An Individual Retirement Account, or IRA, allows you to save for retirement while gaining significant tax advantages. A Roth IRA is a type of IRA that allows you to pay taxes on money going into the account and withdraw both the money you’ve saved and any interest or investment gains tax-free.
The IRS restricts the amount that you can contribute to a Roth IRA in any given year. In 2019 and 2020 the maximum annual contribution is $6000 per year, with an extra $1000 allowed if you are over age 50. The IRS is involved so assume that there are conditions and exceptions!
What Are Roth and Traditional IRAs?
An IRA is an investment account that individuals use to gain tax advantages while setting aside money for retirement. There are several types of IRA. Traditional and Roth IRAs are the most common types. The difference between them lies in the timing of their tax benefits.
- A Traditional IRA lets you deduct your contributions to your IRA from your income taxes. You will pay tax on the money you save when you withdraw it. That immediate advantage is an asset to people who are short of money but still want to put away money for retirement.
- A Roth IRA lets you pay taxes on the money you deposit. You can then withdraw the money, along with any interest or investment gains, tax-free. A Roth IRA appeals to people who have adequate income now and want to defer their tax advantages until they are retired.
You can only contribute to an IRA with money that the IRS considers earned income. Investment income, Social Security benefits and child support are not considered earned income.
You can only establish an IRA with an institution that has been approved by the IRS. Many banks, credit unions and brokerages are authorized to offer IRAs.
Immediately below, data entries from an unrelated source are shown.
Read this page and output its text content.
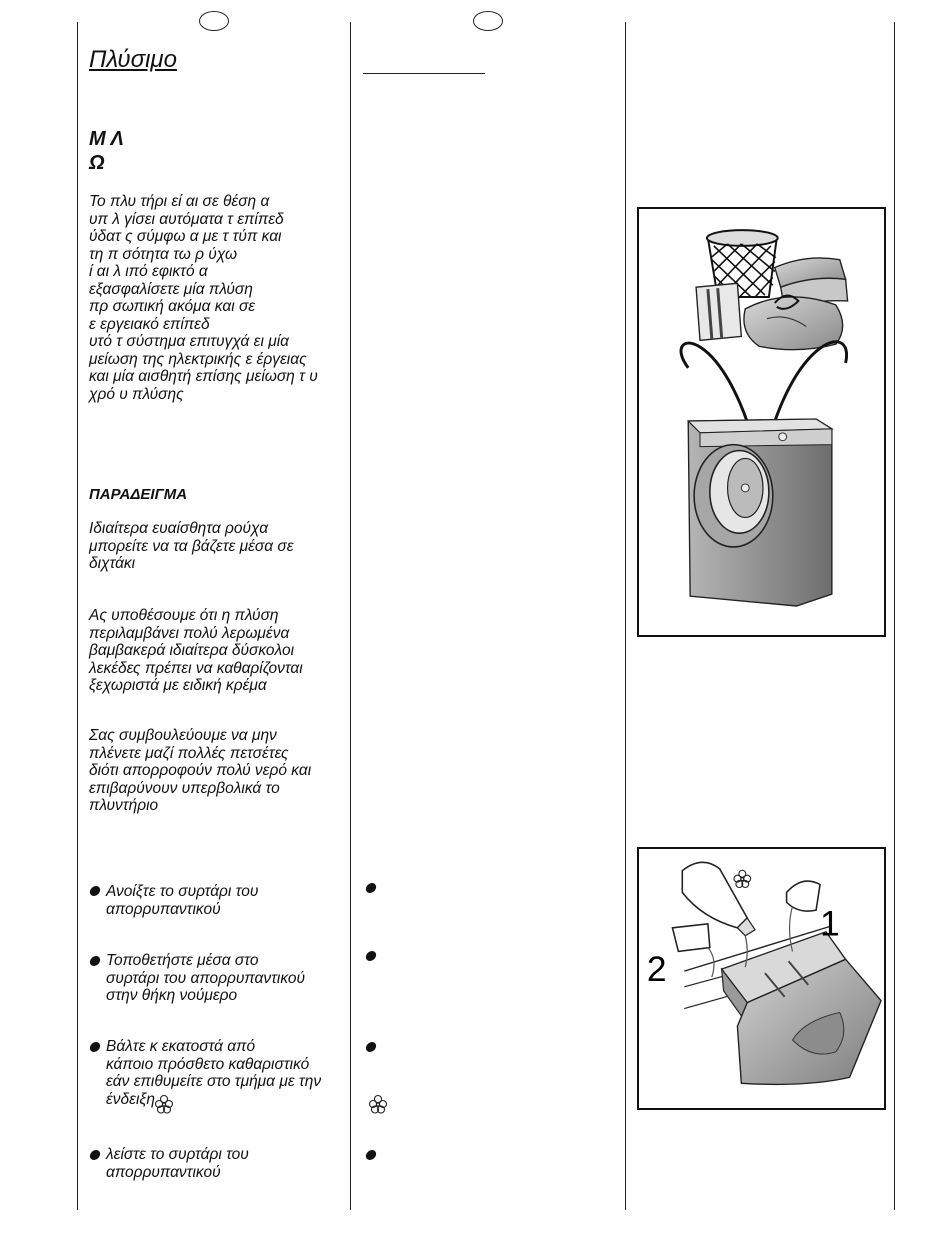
Πλύσιμο
Μ Λ
Ω
Το πλυ τήρι εί αι σε θέση α
υπ λ γίσει αυτόματα τ επίπεδ
ύδατ ς σύμφω α με τ τύπ και
τη π σότητα τω ρ ύχω
ί αι λ ιπό εφικτό α
εξασφαλίσετε μία πλύση
πρ σωπική ακόμα και σε
ε εργειακό επίπεδ
υτό τ σύστημα επιτυγχά ει μία
μείωση της ηλεκτρικής ε έργειας
και μία αισθητή επίσης μείωση τ υ
χρό υ πλύσης
ΠΑΡΑΔΕΙΓΜΑ
Ιδιαίτερα ευαίσθητα ρούχα
μπορείτε να τα βάζετε μέσα σε
διχτάκι
Ας υποθέσουμε ότι η πλύση
περιλαμβάνει πολύ λερωμένα
βαμβακερά ιδιαίτερα δύσκολοι
λεκέδες πρέπει να καθαρίζονται
ξεχωριστά με ειδική κρέμα
Σας συμβουλεύουμε να μην
πλένετε μαζί πολλές πετσέτες
διότι απορροφούν πολύ νερό και
επιβαρύνουν υπερβολικά το
πλυντήριο
Ανοίξτε το συρτάρι του
απορρυπαντικού
Τοποθετήστε μέσα στο
συρτάρι του απορρυπαντικού
στην θήκη νούμερο
Βάλτε κ εκατοστά από
κάποιο πρόσθετο καθαριστικό
εάν επιθυμείτε στο τμήμα με την
ένδειξη
λείστε το συρτάρι του
απορρυπαντικού
1
2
Contribution Limits for Roth IRAs
The IRS sets a limit for the amount that you can contribute tax-free to your Roth IRA in any given year. The annual contribution limit for a Roth IRA in 2020 is $6000. If you are over 50 you can contribute $7000. If your income exceeds the standards listed above this contribution may be reduced.
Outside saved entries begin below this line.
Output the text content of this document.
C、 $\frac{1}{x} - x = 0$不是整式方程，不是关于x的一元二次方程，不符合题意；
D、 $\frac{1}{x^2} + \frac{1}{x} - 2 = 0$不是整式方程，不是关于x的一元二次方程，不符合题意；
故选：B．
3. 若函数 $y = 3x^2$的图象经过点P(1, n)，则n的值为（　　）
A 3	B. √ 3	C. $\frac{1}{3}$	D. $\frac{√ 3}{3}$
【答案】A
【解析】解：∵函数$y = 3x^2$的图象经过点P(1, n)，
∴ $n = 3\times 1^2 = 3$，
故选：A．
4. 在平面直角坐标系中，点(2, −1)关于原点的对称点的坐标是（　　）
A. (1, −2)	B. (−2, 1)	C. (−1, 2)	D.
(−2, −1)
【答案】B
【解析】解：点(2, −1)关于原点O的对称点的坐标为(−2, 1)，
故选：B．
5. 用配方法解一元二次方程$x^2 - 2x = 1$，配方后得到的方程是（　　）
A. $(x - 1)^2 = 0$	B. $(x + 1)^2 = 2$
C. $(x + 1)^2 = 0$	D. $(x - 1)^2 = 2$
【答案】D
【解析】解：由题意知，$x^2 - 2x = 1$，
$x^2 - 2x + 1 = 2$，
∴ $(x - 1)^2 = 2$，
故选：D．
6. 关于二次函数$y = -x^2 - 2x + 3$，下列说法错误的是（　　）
You cannot contribute more than your taxable income for the year. If you have no taxable income you cannot contribute to a Roth IRA. If your taxable income is $4000, you can only contribute $4000. If you contribute more than the permissible amount the IRS can impose a penalty.
If you contributed too much you may withdraw the contributions and file an amended tax return for up to six months. You will pay tax on the amount you withdraw without having to pay a penalty.
Income Restrictions for Roth IRAs
Roth IRAs are designed to encourage middle-class Americans to save for their retirement. The tax advantages they provide are only available to individuals with incomes below certain levels.
- If you are single or the head of a household, you can contribute up to the full allowable amount in 2020 if your income is below $124,000/year. If your income is between $124,000 and $139,000, the amount you can contribute may be reduced. If you earn over $139,000 you cannot contribute.
- If you are married and filing jointly or your spouse is deceased, you can contribute up to the full allowable amount in 2020 if your income is below $196,000/year. If your income is between $196,000 and $206,000, the amount you can contribute may be reduced. If you earn over $206,000 you cannot contribute.
- If you are married and filing separately. you can contribute up to the full allowable amount in 2020 if your income is below $10,000/year. If you earn over $10,000 you cannot contribute. This provision is designed to encourage married couples to file joint returns
These limits are based on your Modified Adjusted Gross Income (MAGI). MAGI is based on the adjusted gross income from your tax return, with additional deductions for items like interest on student loans, expenses for higher education and taxes on self-employment income.
The Advantages of a Roth IRA
A Roth IRA has advantages that most IRAs don’t share.
- A Roth IRA is taxed when the money goes in, not when it comes out. That means any investment gains are tax-free. Many Roth IRA providers will allow you to invest the money in your account. An IRA is usually held for a significant amount of time, so investment gains may be substantial.
- You can keep making contributions to a Roth IRA as long as you have taxable income that’s below the cutoff point.
- You can hold the Roth IRA indefinitely. There is no Required Minimum Distribution when you reach a fixed age. That lets you hold the account until market conditions favor drawing from it.
- A Roth IRA can be inherited. If you die before you exhaust your Roth IRA, your heirs can still use the money tax-free.
Remember that some IRA providers may charge trading fees or restrict your investment options. Check the terms carefully before you open an account.
A Roth IRA is a tax-advantaged investment vehicle designed to encourage middle-class Americans to save for their retirement. A Roth IRA has significant advantages even if the amount you can contribute annually has a cap and the cap is subject to income requirements. Those requirements can change every year, so you should check the requirements every year before deciding what you will contribute.